Sunday, August 3, 2014

Eye Openers

I’m participating in a Bible Study with some moms from Tyler’s school and it has been challenging us all to give up certain items each week. We started off with food. I chose to just buy for the week instead of stocking up. This was a breeze considering nothing stays in our pantry more than 5 minutes with the amount of kids we have. Then, we moved on to clothing. This I loved because I enjoy purging and am constantly looking for things to give away. I try to my best ability to not hold on to things if they aren't absolutely needed. It also helps to have a husband who cares nothing about material things. He’d be fine with one shirt and one pair of jeans, a chair and a lamp—that’s all. 

The last experiment, give up MEDIA. I was excited about this one, but it has been hard. I decided to give up TV and Facebook because these are the things I do when I feel tired or unmotivated. You know what I realized? I waste so much time watching mindless shows and looking at Facebook. Don’t get me wrong, both of those things are good in moderation. But, I was using them as a numbing tool and to avoid what I need to do. I have done so many amazing things since I started fasting: tons of laundry, organizing and reorganizing, reading, devotions and journaling. I have done puzzles, gone on walks, cooked—it’s amazing! I haven’t cleaned though, that will come when I am desperate for something to do! I was hoping that this time would be used as a writing reboot. So, many things go through my mind and I often don’t get them typed up or written down because of distractions. It’s been good to be free from these activities and my passion for writing has definitely been reignited.

I haven’t blogged since February, BUT so many things have happened. The last couple of months have been full of eye openers. For the most part, my life has been drama free. Yes, this is quite different from the past where I was either in throws of drama myself or engaged in someone else’s drama. I noticed that God has pretty much moved out the people in my life that filled it with drama. Initially, I freaked out, not knowing my purpose. I have been in crisis or handling other people’s crisis for years. What now?

The cool thing is God has been teaching me is who I am and how to best use my gifts.

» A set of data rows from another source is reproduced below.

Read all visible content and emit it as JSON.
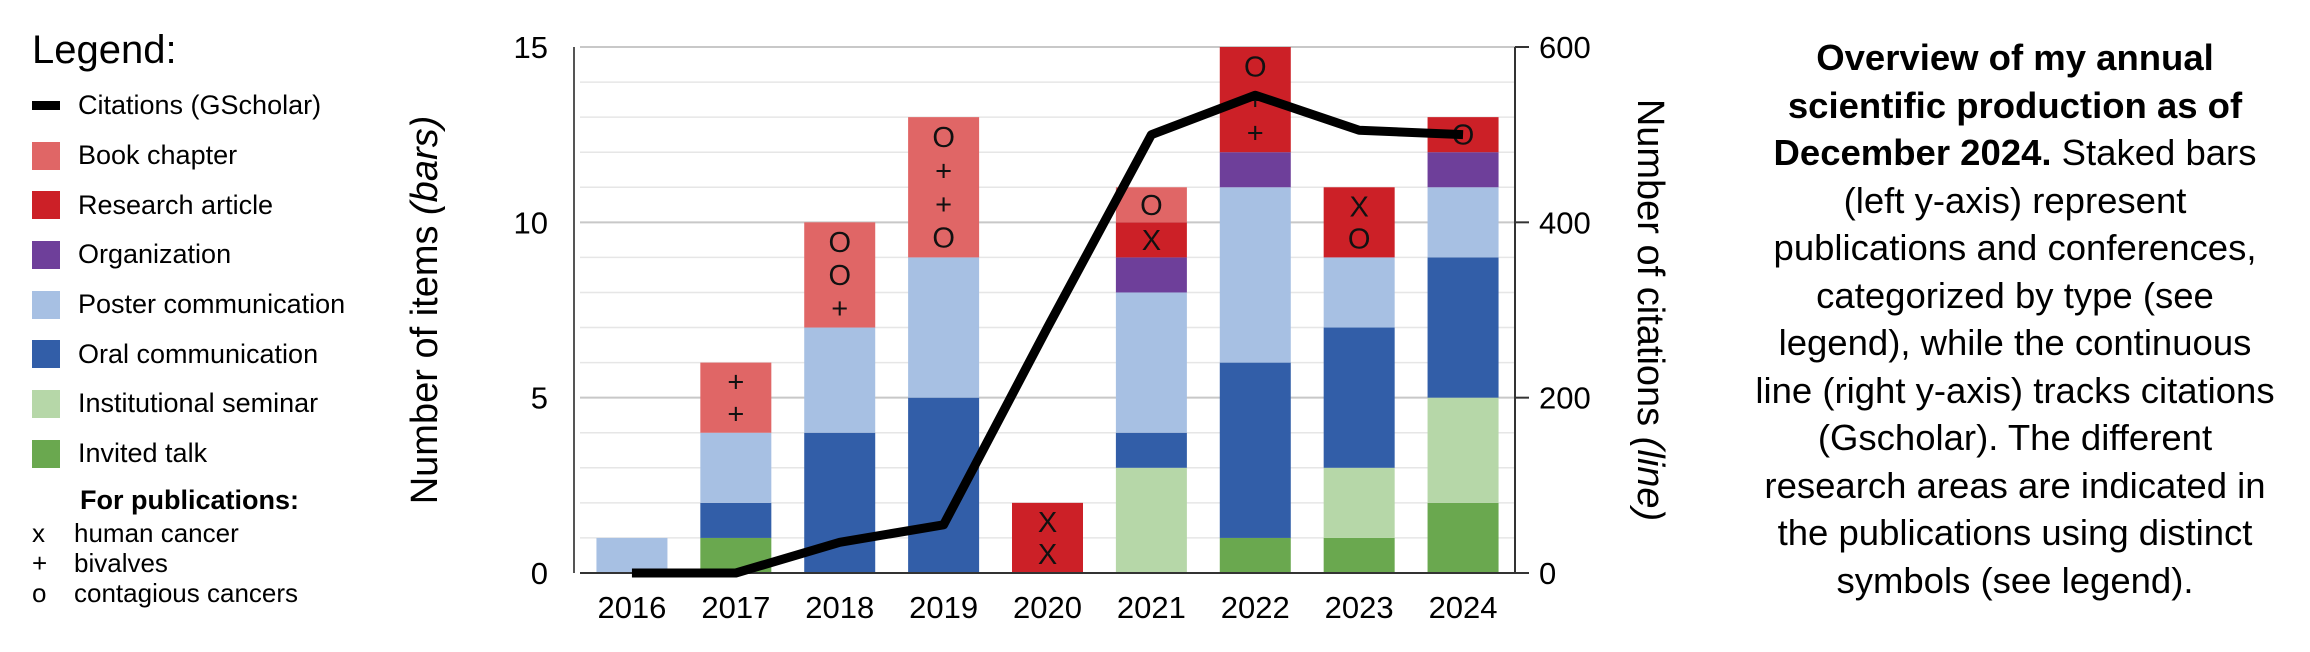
{
  "legend": {
    "title": "Legend:",
    "items": [
      {
        "label": "Citations (GScholar)",
        "kind": "line",
        "color": "#000000"
      },
      {
        "label": "Book chapter",
        "kind": "box",
        "color": "#e06666"
      },
      {
        "label": "Research article",
        "kind": "box",
        "color": "#cc2027"
      },
      {
        "label": "Organization",
        "kind": "box",
        "color": "#6e3f9a"
      },
      {
        "label": "Poster communication",
        "kind": "box",
        "color": "#a7c0e3"
      },
      {
        "label": "Oral communication",
        "kind": "box",
        "color": "#325ea8"
      },
      {
        "label": "Institutional seminar",
        "kind": "box",
        "color": "#b6d7a8"
      },
      {
        "label": "Invited talk",
        "kind": "box",
        "color": "#6aa84f"
      }
    ],
    "publications_heading": "For publications:",
    "symbols": [
      {
        "symbol": "x",
        "label": "human cancer"
      },
      {
        "symbol": "+",
        "label": "bivalves"
      },
      {
        "symbol": "o",
        "label": "contagious cancers"
      }
    ]
  },
  "caption": {
    "bold": "Overview of my annual scientific production as of December 2024.",
    "rest": " Staked bars (left y-axis) represent publications and conferences, categorized by type (see legend), while the continuous line (right y-axis) tracks citations (Gscholar). The different research areas are indicated in the publications using distinct symbols (see legend)."
  },
  "chart_data": {
    "type": "bar",
    "stacked": true,
    "categories": [
      "2016",
      "2017",
      "2018",
      "2019",
      "2020",
      "2021",
      "2022",
      "2023",
      "2024"
    ],
    "ylabel_left": "Number of items",
    "ylabel_left_italic": "(bars)",
    "ylabel_right": "Number of citations",
    "ylabel_right_italic": "(line)",
    "ylim_left": [
      0,
      15
    ],
    "ylim_right": [
      0,
      600
    ],
    "yticks_left": [
      0,
      5,
      10,
      15
    ],
    "yticks_right": [
      0,
      200,
      400,
      600
    ],
    "grid": true,
    "series": [
      {
        "name": "Invited talk",
        "color": "#6aa84f",
        "values": [
          0,
          1,
          0,
          0,
          0,
          0,
          1,
          1,
          2
        ]
      },
      {
        "name": "Institutional seminar",
        "color": "#b6d7a8",
        "values": [
          0,
          0,
          0,
          0,
          0,
          3,
          0,
          2,
          3
        ]
      },
      {
        "name": "Oral communication",
        "color": "#325ea8",
        "values": [
          0,
          1,
          4,
          5,
          0,
          1,
          5,
          4,
          4
        ]
      },
      {
        "name": "Poster communication",
        "color": "#a7c0e3",
        "values": [
          1,
          2,
          3,
          4,
          0,
          4,
          5,
          2,
          2
        ]
      },
      {
        "name": "Organization",
        "color": "#6e3f9a",
        "values": [
          0,
          0,
          0,
          0,
          0,
          1,
          1,
          0,
          1
        ]
      },
      {
        "name": "Research article",
        "color": "#cc2027",
        "values": [
          0,
          0,
          0,
          0,
          2,
          1,
          3,
          2,
          1
        ]
      },
      {
        "name": "Book chapter",
        "color": "#e06666",
        "values": [
          0,
          2,
          3,
          4,
          0,
          1,
          0,
          0,
          0
        ]
      }
    ],
    "line": {
      "name": "Citations (GScholar)",
      "color": "#000000",
      "values": [
        0,
        0,
        35,
        55,
        280,
        500,
        545,
        505,
        500
      ]
    },
    "annotations": [
      {
        "category": "2017",
        "series": "Book chapter",
        "symbols": [
          "+",
          "+"
        ]
      },
      {
        "category": "2018",
        "series": "Book chapter",
        "symbols": [
          "O",
          "O",
          "+"
        ]
      },
      {
        "category": "2019",
        "series": "Book chapter",
        "symbols": [
          "O",
          "+",
          "+",
          "O"
        ]
      },
      {
        "category": "2020",
        "series": "Research article",
        "symbols": [
          "X",
          "X"
        ]
      },
      {
        "category": "2021",
        "series": "Book chapter",
        "symbols": [
          "O"
        ]
      },
      {
        "category": "2021",
        "series": "Research article",
        "symbols": [
          "X"
        ]
      },
      {
        "category": "2022",
        "series": "Research article",
        "symbols": [
          "O",
          "+",
          "+"
        ]
      },
      {
        "category": "2023",
        "series": "Research article",
        "symbols": [
          "X",
          "O"
        ]
      },
      {
        "category": "2024",
        "series": "Research article",
        "symbols": [
          "O"
        ]
      }
    ]
  }
}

One of my gifts is to be like a “triage” for hurting people. In a crisis, I can encourage and strengthen them. I can problem solve and direct. Then, I turn them over to long termers—the people who God has gifted with time and perseverance to hang in for the long journey ahead.

I’ve also learned that the pain of the past is no longer my story!  If you’re one of my followers, you know that I dread the month of April. The thought of walking through Mer’s death anniversary is overwhelming. My mind and heart are always twisted in knots as I prepare for the 14th. This time of the year is always difficult. As I was approaching Mer’s 6th death anniversary, I was asked to speak at a women’s event. I struggled so much with my talk, I could not find a focus and I couldn’t get the right flow. When I presented my story, I felt rusty and I knew something wasn’t quite right. It wasn’t until afterwards that I realized my story is no longer just about the pain of the past. My story has been transformed to how God heals and blesses. It is a journey of redemption and resilience because of God’s grace and mercy. My eyes were opened that day as a new direction was given to me. This song began to play right after my revelation:

You make beautiful things
You make beautiful things 
Out of the dust
You make beautiful things
You make beautiful things out of us
 
(Beautiful Things, First Light Worship)

Yes, there has been so much dust over the years clouding my view of God and myself. I have gone through times of freedom and been through periods of pain and disappointment. But, through those obstacles, God has been refining me and the blessings have indeed been beautiful.  

1 comment:

SheBrews24Seven said...

This post gives me the happiest tears. I smile as I recall writing to you once -years back - this verse: Psalm 126:6, "Those who go out weeping, carrying seed to sow, will return with songs of joy, carrying sheaves with them."

Praising Him for the work He continues to do in and through you.